Where $x_2$ satisfies player $2$'s FOC. In the numerator, the term $\frac{\partial x_2}{\partial a}*\frac{\partial f(..)}{\partial x_2}$ captures the effect of $a$ through $x_2$ on $f(..)$, and the $\frac{\partial x_2}{\partial x_1}*\frac{\partial f(..)}{\partial x_2}$ the effect of $x_1$ through $x_2$ on $f(..)$. Is this a correct application of the inverse function theorem that produces a good approximation of $\frac{\partial x_1}{\partial b}$? One factor that makes me hesitant about this PDE is in the numerator, the term $\frac{\partial x_2}{\partial a}*\frac{\partial f(..)}{\partial x_2}$ captures the effect of $a$ on $x_2$. However, this is exactly what we're trying to define all along, albeit for $x_1$.

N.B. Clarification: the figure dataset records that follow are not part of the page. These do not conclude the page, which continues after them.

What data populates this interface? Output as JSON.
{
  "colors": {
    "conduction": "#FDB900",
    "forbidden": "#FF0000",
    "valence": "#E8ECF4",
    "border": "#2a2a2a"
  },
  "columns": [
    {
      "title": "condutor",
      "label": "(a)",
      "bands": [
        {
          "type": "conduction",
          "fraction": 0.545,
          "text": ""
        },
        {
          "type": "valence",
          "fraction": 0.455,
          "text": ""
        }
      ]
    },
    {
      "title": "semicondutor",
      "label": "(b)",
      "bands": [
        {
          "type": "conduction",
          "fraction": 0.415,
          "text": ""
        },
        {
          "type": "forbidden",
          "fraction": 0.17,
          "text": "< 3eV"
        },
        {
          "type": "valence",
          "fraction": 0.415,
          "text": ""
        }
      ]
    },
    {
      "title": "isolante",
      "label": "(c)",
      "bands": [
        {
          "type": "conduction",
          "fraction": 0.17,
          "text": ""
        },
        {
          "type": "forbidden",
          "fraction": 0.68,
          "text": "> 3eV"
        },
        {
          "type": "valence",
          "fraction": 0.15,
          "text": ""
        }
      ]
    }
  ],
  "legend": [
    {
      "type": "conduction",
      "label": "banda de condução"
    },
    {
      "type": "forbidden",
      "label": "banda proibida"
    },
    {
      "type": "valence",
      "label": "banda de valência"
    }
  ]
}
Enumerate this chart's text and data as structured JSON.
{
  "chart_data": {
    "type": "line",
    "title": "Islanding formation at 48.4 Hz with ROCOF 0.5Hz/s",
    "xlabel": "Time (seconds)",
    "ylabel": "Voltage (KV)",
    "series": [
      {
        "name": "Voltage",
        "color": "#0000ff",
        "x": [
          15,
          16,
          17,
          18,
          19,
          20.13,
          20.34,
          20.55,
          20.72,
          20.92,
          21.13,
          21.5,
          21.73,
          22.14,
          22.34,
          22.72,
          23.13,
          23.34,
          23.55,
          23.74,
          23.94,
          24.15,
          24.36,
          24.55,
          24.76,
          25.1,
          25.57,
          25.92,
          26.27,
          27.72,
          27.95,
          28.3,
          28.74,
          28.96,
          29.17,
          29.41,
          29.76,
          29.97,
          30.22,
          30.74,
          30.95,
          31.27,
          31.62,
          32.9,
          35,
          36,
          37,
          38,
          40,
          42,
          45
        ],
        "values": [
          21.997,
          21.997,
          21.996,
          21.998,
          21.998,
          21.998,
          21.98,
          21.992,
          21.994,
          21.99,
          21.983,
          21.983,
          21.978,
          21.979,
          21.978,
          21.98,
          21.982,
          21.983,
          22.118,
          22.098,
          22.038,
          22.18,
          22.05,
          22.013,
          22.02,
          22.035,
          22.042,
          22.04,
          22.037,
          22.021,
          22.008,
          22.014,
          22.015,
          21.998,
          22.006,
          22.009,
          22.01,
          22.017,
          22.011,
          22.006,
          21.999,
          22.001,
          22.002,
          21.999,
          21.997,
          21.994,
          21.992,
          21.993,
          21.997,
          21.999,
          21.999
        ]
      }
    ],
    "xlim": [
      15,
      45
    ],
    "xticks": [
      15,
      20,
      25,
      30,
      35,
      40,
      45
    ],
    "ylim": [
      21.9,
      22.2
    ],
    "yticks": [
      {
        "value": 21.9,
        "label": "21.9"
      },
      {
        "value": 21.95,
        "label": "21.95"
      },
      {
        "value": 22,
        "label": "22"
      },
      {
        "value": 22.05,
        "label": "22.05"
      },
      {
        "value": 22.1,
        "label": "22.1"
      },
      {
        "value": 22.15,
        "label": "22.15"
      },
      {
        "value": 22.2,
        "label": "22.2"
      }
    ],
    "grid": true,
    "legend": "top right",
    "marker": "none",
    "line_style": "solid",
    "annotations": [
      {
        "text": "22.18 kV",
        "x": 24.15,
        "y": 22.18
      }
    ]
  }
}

Approach 2. Alternatively, we could differentiate both equations in $a$ to obtain

$$\frac{\partial f(..)}{\partial a}+\frac{\partial x_1}{\partial a}*\frac{\partial f(..)}{\partial x_1}+\frac{\partial x_2}{\partial a}*\frac{\partial f(..)}{\partial x_2}=0$$

$$\frac{\partial g(..)}{\partial a}+\frac{\partial x_1}{\partial a}*\frac{\partial g(..)}{\partial x_1}+\frac{\partial x_2}{\partial a}*\frac{\partial g(..)}{\partial x_2}=0$$

If we solve this system for $\frac{\partial x_1}{\partial a}$, we get

$$ x^1_a=\frac{f_2g_a-g_2f_a}{g_2f_1-g_1f_2}, $$

where I'm denoting $x^j_a=\partial x^j/\partial a$ and $f_j=\partial f/\partial x^j$.

I've been told that using using Jacobians, you can express this as $$ \frac{\partial x^1}{\partial a}=-\frac{\partial(f,g)/\partial(a,x^2)}{\partial (f,g)/\partial(x^1,x^2)}. $$

The nice thing about this method is that $x^2_a$ does not appear in this expression (in contrast to the first method)


Am I understanding/applying these methods correctly? Which method is better for expressing $\partial x_1/\partial a$?